A few precious seconds in making the soldiers understand what he wanted, a few more seconds to command them to obey for they stood as a phalanx against the gate, thinking the praefect mad in desiring to enter the arena—a few more seconds and Taurus Antinor was at last in the arena, shouting to the hunted man to have at the brute with his hands.
But Hortensius was weak from exhaustion brought on by a life of luxury and idleness and by the excitement of the last two days. He put out two feeble hands, and the panther was already on the leap.
And by that time Taurus Antinor was between him and the brute. With a blow of his hard fists—fashioned in far off Northern lands—and with the strength that is given to the barbarians of that sea-washed shore, he had drawn blood from the creature's jaw and sent it rolling back on its haunches, momentarily dazed.
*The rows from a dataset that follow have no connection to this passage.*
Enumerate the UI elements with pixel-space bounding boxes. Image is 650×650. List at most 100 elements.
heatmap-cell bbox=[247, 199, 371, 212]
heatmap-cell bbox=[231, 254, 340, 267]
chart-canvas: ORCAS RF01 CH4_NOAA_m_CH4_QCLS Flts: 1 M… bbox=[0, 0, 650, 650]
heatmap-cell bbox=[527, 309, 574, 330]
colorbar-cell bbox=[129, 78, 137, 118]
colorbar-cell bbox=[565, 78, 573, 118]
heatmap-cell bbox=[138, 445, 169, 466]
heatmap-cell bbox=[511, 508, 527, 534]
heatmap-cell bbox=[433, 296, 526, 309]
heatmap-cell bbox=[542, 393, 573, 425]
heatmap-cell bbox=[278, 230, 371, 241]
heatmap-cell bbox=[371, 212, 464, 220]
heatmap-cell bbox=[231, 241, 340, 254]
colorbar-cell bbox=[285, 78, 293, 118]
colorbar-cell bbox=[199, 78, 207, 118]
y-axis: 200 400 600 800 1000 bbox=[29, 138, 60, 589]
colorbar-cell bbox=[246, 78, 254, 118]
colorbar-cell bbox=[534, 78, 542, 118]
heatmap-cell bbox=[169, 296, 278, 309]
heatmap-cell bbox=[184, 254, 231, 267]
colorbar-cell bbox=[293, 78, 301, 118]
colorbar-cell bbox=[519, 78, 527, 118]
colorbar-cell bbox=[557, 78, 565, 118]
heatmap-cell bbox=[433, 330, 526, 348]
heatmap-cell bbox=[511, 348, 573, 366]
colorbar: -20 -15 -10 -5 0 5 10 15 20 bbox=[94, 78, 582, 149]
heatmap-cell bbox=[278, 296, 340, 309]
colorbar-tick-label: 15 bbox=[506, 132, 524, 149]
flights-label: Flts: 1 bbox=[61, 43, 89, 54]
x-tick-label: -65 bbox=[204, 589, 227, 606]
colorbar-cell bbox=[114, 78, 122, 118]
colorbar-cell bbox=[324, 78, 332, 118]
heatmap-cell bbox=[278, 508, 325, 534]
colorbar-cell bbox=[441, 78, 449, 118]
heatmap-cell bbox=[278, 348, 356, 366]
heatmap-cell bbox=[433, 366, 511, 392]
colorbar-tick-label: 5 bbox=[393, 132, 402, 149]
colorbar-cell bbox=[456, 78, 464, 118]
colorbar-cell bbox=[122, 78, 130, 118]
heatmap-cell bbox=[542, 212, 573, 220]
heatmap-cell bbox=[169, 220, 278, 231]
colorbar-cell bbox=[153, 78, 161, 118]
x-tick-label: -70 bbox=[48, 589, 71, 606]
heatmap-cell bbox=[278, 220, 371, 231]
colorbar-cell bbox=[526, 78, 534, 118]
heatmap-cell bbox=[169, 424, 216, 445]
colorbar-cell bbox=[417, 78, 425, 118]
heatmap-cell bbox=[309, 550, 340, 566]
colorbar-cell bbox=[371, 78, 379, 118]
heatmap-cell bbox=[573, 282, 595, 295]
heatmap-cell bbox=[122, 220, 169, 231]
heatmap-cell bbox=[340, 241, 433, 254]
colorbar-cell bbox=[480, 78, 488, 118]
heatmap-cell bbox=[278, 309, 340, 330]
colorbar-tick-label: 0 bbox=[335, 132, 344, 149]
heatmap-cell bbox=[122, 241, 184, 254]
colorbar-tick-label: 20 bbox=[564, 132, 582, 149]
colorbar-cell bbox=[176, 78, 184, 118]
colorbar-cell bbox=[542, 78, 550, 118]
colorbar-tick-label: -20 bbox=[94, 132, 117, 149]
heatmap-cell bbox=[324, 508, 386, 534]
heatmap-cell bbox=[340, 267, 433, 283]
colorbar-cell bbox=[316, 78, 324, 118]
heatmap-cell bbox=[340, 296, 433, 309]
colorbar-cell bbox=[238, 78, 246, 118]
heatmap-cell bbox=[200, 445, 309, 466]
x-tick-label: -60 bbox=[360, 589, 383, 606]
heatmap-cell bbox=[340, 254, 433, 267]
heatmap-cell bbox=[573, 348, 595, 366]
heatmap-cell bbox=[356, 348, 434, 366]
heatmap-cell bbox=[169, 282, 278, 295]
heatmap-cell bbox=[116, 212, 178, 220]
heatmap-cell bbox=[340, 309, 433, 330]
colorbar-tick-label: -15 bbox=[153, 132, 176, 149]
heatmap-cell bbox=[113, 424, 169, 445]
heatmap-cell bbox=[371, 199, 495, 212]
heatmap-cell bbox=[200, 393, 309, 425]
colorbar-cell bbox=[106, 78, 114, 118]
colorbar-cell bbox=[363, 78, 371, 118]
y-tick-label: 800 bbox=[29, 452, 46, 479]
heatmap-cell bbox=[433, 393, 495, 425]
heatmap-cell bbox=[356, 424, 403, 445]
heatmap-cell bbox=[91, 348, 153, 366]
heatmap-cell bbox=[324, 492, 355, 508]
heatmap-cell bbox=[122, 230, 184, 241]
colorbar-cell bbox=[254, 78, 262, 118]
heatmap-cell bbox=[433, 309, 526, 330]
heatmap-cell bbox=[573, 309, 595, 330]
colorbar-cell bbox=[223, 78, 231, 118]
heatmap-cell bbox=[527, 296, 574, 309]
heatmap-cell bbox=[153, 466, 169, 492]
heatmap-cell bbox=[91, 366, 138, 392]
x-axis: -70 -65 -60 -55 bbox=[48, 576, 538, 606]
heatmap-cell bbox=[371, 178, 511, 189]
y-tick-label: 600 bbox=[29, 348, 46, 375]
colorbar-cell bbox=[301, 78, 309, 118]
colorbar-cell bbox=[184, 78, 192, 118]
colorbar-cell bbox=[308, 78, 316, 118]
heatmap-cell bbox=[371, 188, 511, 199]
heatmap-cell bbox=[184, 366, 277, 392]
Only momentarily, however, whilst two hundred thousand throats yelled in unison:
"Habet! Habet! Habet!"
A precious moment that! With a maddened beast, a swooning man and no arms save a pair of fists, hard as iron, made with a hand slender and supple like the finest tempered steel.
And while the panther fell back roaring, and before it could prepare for a new spring, Taurus Antinor had seized the swooning man. It was his turn to run now, for he had but a few seconds in which to save the life of his bitterest foe.
Straight to the walls of the arena did he run, and his voice was heard speaking loudly and commandingly:
"The arcade, man! Rouse thyself! The arcade! The rings in the columns! Quick!"
It needed the strength of a bullock to accomplish the deed: that, or the strength which comes from unbendable human will. The man, only half-conscious, returned to his senses by the force of that same will. The instinct of life was strongest in the end, and when Taurus Antinor leapt upon the ledge and hoisted Hortensius' body high up above his head, the young man, with the final effort borne of hope and built upon despair, reached up and caught one of the massive rings imbedded in the bases of the fluted columns.
For a few seconds he remained suspended, his body swinging against the marble wall, whilst the public cheered with an enthusiasm that knew no bounds. From below the praefect helped to push the feeble body up, then another jerk, a pull upwards, a push, and Hortensius Martius had found safety in one of the niches of the arcade.
"Hail to the praefect of Rome! Hail!" came in a continuous, thunderous roar from every corner of the arena, even as with a sudden bound the black panther had sprung upon Taurus Antinor, and, catching him unawares, had felled him to the ground.